We really don't need to legislate against free speech. We just need to use our own right to freedom of speech and not accept what we know to be false.

Friday, February 2, 2007

Truth, Justice and Your Typical Arab BS.

Here in Canada, arab and muslim groups are threatening to campaign against our Conservative government because of what they say is a pro-Israel bias.

In other words, Canada no longer automatically votes against every anti-Israeli resolution that the arabs conspire to bring before the UN. Oh, and on top of that, Canada was the first nation to cut off funding to the palestinians after Hamas was elected. And, yeah, our government supported Israel in its war with hezbollah over the summer, choosing to go with the democratic nation defending itself over the thugocratic islamic terrorists.

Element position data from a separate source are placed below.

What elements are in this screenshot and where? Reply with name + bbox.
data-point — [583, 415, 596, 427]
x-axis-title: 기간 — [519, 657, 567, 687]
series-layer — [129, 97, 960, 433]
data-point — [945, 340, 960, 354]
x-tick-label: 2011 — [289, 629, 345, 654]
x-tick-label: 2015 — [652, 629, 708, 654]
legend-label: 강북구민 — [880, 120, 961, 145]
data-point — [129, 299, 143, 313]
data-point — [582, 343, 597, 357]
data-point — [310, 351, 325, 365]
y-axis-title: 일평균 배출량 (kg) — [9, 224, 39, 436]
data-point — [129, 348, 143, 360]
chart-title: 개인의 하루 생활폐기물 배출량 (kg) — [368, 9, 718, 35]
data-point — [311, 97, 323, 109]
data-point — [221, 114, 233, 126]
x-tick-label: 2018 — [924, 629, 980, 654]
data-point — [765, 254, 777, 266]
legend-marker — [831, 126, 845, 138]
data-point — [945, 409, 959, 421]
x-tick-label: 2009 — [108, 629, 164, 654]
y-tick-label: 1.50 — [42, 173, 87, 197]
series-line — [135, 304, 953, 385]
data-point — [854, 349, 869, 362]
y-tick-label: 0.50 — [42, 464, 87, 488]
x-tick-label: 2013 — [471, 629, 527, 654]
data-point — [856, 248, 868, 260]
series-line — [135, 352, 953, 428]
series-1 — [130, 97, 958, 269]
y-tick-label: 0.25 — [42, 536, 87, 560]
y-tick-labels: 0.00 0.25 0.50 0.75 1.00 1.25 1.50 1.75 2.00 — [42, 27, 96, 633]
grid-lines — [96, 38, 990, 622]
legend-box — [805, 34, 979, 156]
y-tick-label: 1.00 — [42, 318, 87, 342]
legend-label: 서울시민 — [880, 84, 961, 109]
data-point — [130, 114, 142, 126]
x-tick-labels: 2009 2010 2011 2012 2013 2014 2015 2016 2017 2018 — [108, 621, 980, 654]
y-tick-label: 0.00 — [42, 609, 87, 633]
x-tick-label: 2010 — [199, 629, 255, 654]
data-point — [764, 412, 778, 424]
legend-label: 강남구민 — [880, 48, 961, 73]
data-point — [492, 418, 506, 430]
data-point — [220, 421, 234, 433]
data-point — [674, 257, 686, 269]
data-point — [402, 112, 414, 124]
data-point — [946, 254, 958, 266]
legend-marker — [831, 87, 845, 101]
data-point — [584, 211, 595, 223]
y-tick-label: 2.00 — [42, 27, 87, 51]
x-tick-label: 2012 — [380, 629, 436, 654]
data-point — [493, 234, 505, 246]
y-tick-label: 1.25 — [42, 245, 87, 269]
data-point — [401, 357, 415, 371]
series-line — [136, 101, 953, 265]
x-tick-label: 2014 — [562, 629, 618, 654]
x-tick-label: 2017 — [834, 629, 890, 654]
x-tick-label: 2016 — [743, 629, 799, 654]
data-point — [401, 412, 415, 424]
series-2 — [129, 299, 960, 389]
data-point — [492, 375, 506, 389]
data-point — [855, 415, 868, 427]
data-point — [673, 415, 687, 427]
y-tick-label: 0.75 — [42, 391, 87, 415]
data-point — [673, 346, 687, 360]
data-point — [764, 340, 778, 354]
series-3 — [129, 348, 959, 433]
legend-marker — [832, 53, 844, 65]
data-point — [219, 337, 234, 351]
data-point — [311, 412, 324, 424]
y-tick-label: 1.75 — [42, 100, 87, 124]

It's been a tough one for Canada's arabists and islamist-apologists to swallow. They had the ear of the previous Liberal government for years and they are loved by the socialist NDP, which if it ever got in power would be something akin to watching Hugo Chavez running around except with state-funded gay marriage instead of the one where the newlyweds have to pay their own fees like we have now (and, I'm totally supportive of gays getting married, so this isn't a shot at them).

Khaled Mouammar, president of the Canadian Arab Foundation, said it best when he noted, "we also are telling people to make sure in the elections that they vote for candidates who will stand for truth and justice and that's all we can do."

I love the words truth and justice. In my messageboard posting days you could always tell a person was an utter liar and a massive Jew-hater when the words "truth", "peace", "freedom" or "justice" appeared in their board name. It was an automatic, bona-fide, 100 per cent given that such a person always and without exception stood for murdering innocent Israelis and Jews in general.

Anyway, since Mr. Mouammar is reminding me to vote for people who stand for truth and justice, I will be more than happy to do so by casting my ballot for my local Conservative candidate in the next election. Any version of truth and justice espoused by Mr. Mouammar is most certainly not the sort that is in the interests of Canadians.